Doctor Who
Blood of the Daleks - Part 2

Starring: Paul McGann
Big Finish Productions
RRP: 10.99
ISBN: 978 1 84435 256 2
Available 19 February 2007

Professor Martez, now inhabiting the body of his assistant, Asha Gryvern, has summoned the Daleks to the Earth colony world of Red Rocket Rising so that they can assist with the production of his own Dalek creations. However, the true Daleks see Martez's creations as a threat, and they plan to destroy them in order to maintain the purity of the Dalek bloodline. With Lucie captured and Martez's Daleks holding the advantage in terms of sheer weight of numbers, the Doctor has little choice but to ally himself with his old enemies...

Whenever I hear one of the characters referring to Red Rocket Rising, I can't help thinking of those Leslie Nielsen adverts for Red Rock Cider: "It's not red, and there's no rocks in it". However, though this CD isn't red, it does have a rocket ship in it!

Rather like the "special relationship" between Tony Blair and George W Bush, the colony's acting president, Eileen Klint (Anita Dobson), finds that her partnership with the Daleks is a very one-sided affair. The politics of modern warfare are also alluded to in the Daleks' euphemistic use of the term "target", which in this case includes several innocent civilians.

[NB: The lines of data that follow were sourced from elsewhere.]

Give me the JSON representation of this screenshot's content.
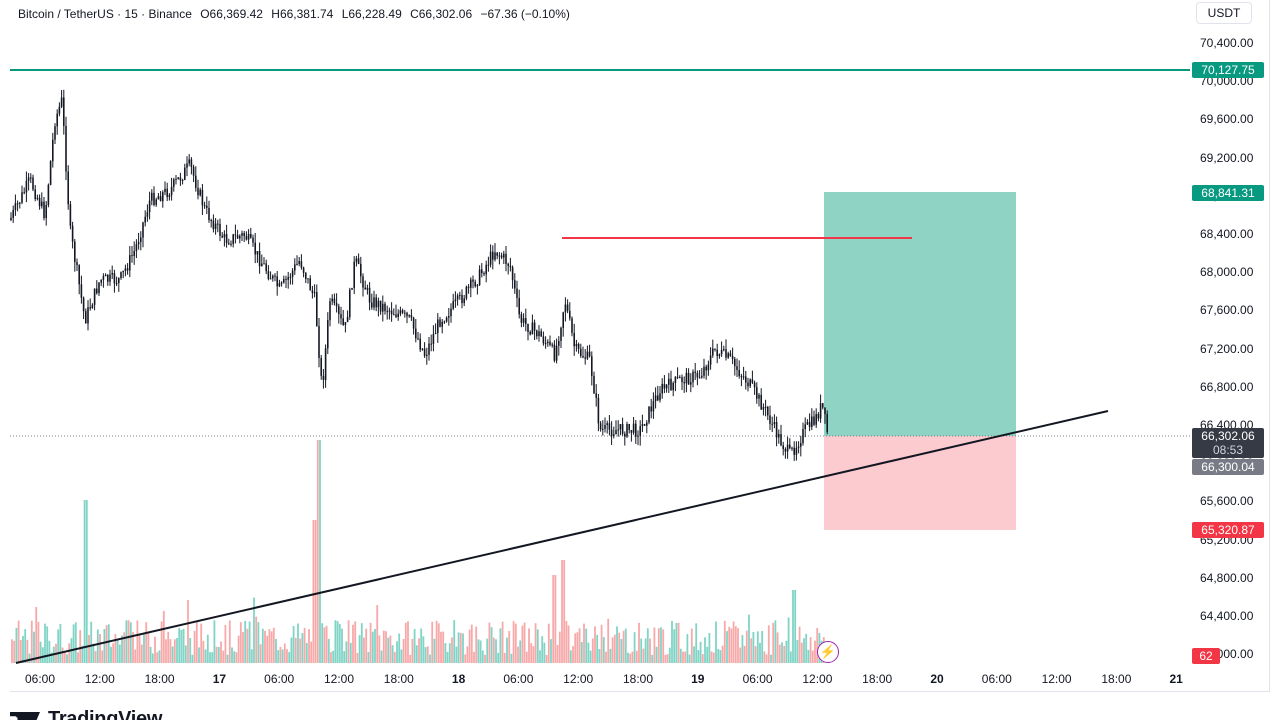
{
  "legend": {
    "symbol": "Bitcoin / TetherUS · 15 · Binance",
    "open": "O66,369.42",
    "high": "H66,381.74",
    "low": "L66,228.49",
    "close": "C66,302.06",
    "change": "−67.36 (−0.10%)"
  },
  "currency": "USDT",
  "price_axis": [
    "70,400.00",
    "70,000.00",
    "69,600.00",
    "69,200.00",
    "68,800.00",
    "68,400.00",
    "68,000.00",
    "67,600.00",
    "67,200.00",
    "66,800.00",
    "66,400.00",
    "66,000.00",
    "65,600.00",
    "65,200.00",
    "64,800.00",
    "64,400.00",
    "64,000.00"
  ],
  "time_axis": [
    {
      "label": "06:00",
      "day": false
    },
    {
      "label": "12:00",
      "day": false
    },
    {
      "label": "18:00",
      "day": false
    },
    {
      "label": "17",
      "day": true
    },
    {
      "label": "06:00",
      "day": false
    },
    {
      "label": "12:00",
      "day": false
    },
    {
      "label": "18:00",
      "day": false
    },
    {
      "label": "18",
      "day": true
    },
    {
      "label": "06:00",
      "day": false
    },
    {
      "label": "12:00",
      "day": false
    },
    {
      "label": "18:00",
      "day": false
    },
    {
      "label": "19",
      "day": true
    },
    {
      "label": "06:00",
      "day": false
    },
    {
      "label": "12:00",
      "day": false
    },
    {
      "label": "18:00",
      "day": false
    },
    {
      "label": "20",
      "day": true
    },
    {
      "label": "06:00",
      "day": false
    },
    {
      "label": "12:00",
      "day": false
    },
    {
      "label": "18:00",
      "day": false
    },
    {
      "label": "21",
      "day": true
    }
  ],
  "badges": {
    "take_profit_line": "70,127.75",
    "position_target": "68,841.31",
    "last_price": "66,302.06",
    "countdown": "08:53",
    "entry": "66,300.04",
    "stop": "65,320.87",
    "volume": "62"
  },
  "drawings": {
    "horizontal_level": 70127.75,
    "resistance_level": 68380,
    "long_position": {
      "entry": 66300.04,
      "target": 68841.31,
      "stop": 65320.87
    },
    "trendline": "ascending support"
  },
  "colors": {
    "up": "#089981",
    "down": "#f23645",
    "candle": "#131722",
    "profit_zone": "#8fd3c4",
    "loss_zone": "#fccbd0",
    "volume_up": "#7fd4c6",
    "volume_down": "#f7a9a9"
  },
  "icons": {
    "flash": "lightning-icon",
    "brand": "tradingview-logo"
  },
  "brand": "TradingView"
}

As in Part 1, writer Steve Lyons and the rest of the production team emulate recent television episodes featuring the Daleks. Tom Cardwell (Kenneth Cranham) describes how he could see through victims' bodies as the invaders exterminated them, while the Daleks themselves reuse the catchphrase "El-e-vate!" Em-u-late! The revelation that the main Dalek force is busy fighting an unnamed enemy in another sector invites speculation (on my part at least) of a connection with the forthcoming Time War. Could their unnamed enemy actually be the Time Lords?

Just as he did in Resurrection of the Daleks, the Doctor (Paul McGann) regrets not having wiped out his foes when he had the chance in Genesis of the Daleks. Thus history repeats itself in more ways than one - intentionally on the author's part, and not quite so intentionally. Lyons' plot also bears more than a passing resemblance to his 1996 Missing Adventures novel Killing Ground, which saw human colonists being transformed into "Bronze Knights", cybernetic warriors designed to rival the might of the Cybermen.

This isn't quite as strong a CD as the previous one. For one thing, the Doctor doesn't seem to do much besides temporarily allying himself with the Daleks. Even his decision to allow Lucie (Sheridan Smith) to continue her travels with him is forced upon him by way of Time Lord intervention. Furthermore, the interviews that comprise the disc's extra features have more to do with the next Eighth Doctor release, The Horror of Glam Rock, than they do with this episode. Worst of all, the interviews give away (for those of you who didn't already know) the villains of the final story in this series, Human Resources.

However, the CD extras do provide an interesting insight into the casting process.

Blood of the Daleks - Part 2 might not be entirely up to the standards of Part 1, but Steve Lyons is incapable of writing a really bad story, so that's only a relative judgement on what remains a decidedly full-blooded adventure.